Terre de Sienne a eu nécessairement connaissance de ce document lors de la mise en concurrence en septembre 2004 puisqu'elle le verse elle-même aux débats (pièce 4 de son bordereau).

Elle l'a d'ailleurs expressément reconnu dans son courrier du 23 octobre 2006 dans lequel elle rappelle l'engagement pris par Carrefour de lui confier, après appel d'offres, pour 3 ans, la rédaction, la conception-création, la réalisation et la fabrication des rapport annuel et rapport développement durable 2004, 2005 et 2006.

Le recours à cette mise en concurrence en septembre 2004 entre Terre de Sienne et quatre autres sociétés, après une première période au cours de laquelle Carrefour n'avait pas eu recours à ce mode de sélection de l'agence chargée de ces prestations, ainsi que la précision expressément apportée dans l'appel d'offres de la durée déterminée de trois années sont autant de circonstances qui ont conféré à la relation entre Carrefour et Terre de Sienne un caractère temporaire et l'ont privée dès cette date de garantie de permanence.

En effet, alors qu'il était prévisible dès 2004 que les prestations objet de l'appel d'offres qui portent sur l'établissement du rapport annuel et du rapport développement durable devraient continuer à être exécutées bien au-delà du terme retenu par l'appel d'offres, la mise en concurrence et la limitation expresse à une durée déterminée pour une prestation aussi essentielle pour le groupe Carrefour et par nature destinée à être reproduite à chaque exercice, démontrent sans ambiguïté que Carrefour n'entendait pas donner au prestataire choisi une quelconque assurance de prolongation de la relation au-delà du terme convenu et entendait à l'issue de cette période de trois ans retrouver une complète liberté contractuelle et commerciale.

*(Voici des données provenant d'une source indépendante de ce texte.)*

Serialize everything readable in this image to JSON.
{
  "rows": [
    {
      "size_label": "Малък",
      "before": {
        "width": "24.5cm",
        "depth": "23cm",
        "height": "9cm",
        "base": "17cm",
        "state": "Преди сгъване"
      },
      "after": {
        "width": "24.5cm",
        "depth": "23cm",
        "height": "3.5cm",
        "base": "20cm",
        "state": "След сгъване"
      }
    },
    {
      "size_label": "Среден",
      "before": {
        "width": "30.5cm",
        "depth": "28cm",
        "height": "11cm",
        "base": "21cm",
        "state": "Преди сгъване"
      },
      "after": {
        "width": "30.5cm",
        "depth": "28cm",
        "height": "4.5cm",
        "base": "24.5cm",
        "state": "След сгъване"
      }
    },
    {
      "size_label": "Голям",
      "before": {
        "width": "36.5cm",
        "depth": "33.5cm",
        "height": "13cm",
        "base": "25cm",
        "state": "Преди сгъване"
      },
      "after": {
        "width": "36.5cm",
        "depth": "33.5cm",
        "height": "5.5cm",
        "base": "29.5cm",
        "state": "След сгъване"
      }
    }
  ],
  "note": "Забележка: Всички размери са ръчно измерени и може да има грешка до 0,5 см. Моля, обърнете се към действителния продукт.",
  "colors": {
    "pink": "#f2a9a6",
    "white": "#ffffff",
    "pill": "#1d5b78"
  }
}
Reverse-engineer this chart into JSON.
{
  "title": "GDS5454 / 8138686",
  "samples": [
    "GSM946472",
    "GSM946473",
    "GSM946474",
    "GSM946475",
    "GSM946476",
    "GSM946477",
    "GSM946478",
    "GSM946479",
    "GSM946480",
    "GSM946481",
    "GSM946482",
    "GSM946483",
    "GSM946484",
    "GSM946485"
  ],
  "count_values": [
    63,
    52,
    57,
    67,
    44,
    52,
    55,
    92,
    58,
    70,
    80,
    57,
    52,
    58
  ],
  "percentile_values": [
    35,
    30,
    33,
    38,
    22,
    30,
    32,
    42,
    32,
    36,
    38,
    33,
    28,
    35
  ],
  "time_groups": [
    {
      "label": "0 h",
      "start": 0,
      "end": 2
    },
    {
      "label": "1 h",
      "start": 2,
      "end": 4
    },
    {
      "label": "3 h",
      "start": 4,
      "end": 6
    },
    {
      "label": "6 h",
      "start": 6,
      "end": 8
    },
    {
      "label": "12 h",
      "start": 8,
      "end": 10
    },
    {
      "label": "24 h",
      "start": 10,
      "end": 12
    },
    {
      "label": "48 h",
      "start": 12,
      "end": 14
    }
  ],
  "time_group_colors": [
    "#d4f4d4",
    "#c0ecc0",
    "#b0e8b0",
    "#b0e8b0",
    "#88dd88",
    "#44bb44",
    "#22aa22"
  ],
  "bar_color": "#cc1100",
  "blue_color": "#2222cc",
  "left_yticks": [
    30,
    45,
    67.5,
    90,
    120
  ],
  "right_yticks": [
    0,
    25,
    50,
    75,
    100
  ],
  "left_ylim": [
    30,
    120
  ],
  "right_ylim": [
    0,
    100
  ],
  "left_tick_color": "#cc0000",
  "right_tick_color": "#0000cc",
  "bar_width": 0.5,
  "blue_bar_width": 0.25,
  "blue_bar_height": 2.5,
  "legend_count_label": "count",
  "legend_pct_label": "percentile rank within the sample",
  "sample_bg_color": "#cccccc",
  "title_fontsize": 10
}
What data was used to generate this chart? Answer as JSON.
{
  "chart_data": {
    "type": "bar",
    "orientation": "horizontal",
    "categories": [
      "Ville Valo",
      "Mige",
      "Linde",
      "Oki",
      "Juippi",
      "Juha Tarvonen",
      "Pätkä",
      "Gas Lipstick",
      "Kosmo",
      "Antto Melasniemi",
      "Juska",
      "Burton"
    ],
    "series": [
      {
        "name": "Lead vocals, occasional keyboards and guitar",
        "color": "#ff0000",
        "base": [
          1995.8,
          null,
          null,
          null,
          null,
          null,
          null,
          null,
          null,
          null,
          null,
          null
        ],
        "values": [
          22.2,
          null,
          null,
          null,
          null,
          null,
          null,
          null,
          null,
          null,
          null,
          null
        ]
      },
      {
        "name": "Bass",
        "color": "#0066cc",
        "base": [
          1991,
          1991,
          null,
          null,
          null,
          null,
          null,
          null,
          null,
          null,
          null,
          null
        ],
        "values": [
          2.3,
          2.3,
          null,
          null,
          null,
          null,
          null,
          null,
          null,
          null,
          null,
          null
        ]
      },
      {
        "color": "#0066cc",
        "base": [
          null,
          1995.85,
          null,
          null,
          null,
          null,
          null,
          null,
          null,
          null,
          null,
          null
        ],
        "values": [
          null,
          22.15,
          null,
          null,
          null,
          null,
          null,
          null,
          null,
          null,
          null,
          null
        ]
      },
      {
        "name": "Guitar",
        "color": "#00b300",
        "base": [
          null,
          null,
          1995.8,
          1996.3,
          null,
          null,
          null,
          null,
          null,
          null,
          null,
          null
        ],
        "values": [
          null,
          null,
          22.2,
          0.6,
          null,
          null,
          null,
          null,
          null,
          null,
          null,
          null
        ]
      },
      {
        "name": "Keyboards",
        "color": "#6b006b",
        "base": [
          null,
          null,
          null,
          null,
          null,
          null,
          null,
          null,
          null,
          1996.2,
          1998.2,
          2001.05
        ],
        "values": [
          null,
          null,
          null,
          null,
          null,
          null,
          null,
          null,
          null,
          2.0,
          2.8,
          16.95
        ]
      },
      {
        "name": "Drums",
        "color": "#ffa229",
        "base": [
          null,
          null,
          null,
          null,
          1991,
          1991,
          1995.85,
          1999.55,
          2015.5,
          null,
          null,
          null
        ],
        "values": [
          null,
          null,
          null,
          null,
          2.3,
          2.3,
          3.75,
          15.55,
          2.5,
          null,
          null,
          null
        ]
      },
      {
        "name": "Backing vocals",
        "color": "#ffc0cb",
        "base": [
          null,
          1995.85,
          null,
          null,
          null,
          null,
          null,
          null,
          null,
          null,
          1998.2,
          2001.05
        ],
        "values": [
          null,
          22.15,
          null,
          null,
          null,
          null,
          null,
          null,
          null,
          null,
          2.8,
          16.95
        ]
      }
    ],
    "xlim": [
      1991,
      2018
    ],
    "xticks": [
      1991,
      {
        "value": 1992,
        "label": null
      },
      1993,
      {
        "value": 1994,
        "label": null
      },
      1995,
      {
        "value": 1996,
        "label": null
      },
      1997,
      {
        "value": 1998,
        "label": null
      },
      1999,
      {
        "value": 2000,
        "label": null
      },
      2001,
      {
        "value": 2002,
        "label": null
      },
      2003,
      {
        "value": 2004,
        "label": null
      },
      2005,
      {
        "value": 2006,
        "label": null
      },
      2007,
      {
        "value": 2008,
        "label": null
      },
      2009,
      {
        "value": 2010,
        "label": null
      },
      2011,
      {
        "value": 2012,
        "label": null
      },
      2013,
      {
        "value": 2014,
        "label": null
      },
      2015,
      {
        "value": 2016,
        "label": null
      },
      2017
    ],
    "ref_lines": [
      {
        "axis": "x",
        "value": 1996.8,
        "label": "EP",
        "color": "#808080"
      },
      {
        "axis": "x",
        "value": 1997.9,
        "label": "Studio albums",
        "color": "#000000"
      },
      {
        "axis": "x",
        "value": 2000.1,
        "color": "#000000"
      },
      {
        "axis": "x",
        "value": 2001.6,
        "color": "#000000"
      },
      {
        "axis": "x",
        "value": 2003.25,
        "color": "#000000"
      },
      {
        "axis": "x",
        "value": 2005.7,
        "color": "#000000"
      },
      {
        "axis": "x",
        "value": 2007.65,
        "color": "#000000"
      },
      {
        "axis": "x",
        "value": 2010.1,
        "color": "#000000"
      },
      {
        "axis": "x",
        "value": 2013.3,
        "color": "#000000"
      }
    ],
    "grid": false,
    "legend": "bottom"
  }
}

C'est d'ailleurs ce que Carrefour a fait en 2007 en ayant recours à un nouvel appel d'offres pour une période de trois années.

Dès lors que Terre de Sienne a répondu dans ces circonstances précises à l'appel d'offres et a été sélectionnée en connaissance de ces circonstances, quand bien même elle avait déjà depuis trois exercices exécuté ces mêmes prestations pour Carrefour, dès 2004, les relations avec Carrefour ont été placées dans une perspective de court terme et de précarité certaine car Terre de Sienne ne pouvait avoir aucune certitude quant à la poursuite de la relation d'affaires au-delà des travaux à exécuter pour l'exercice 2006.

Il n'était prévu dans le document d'appel d'offres aucune reconduction tacite ou modalité de renouvellement.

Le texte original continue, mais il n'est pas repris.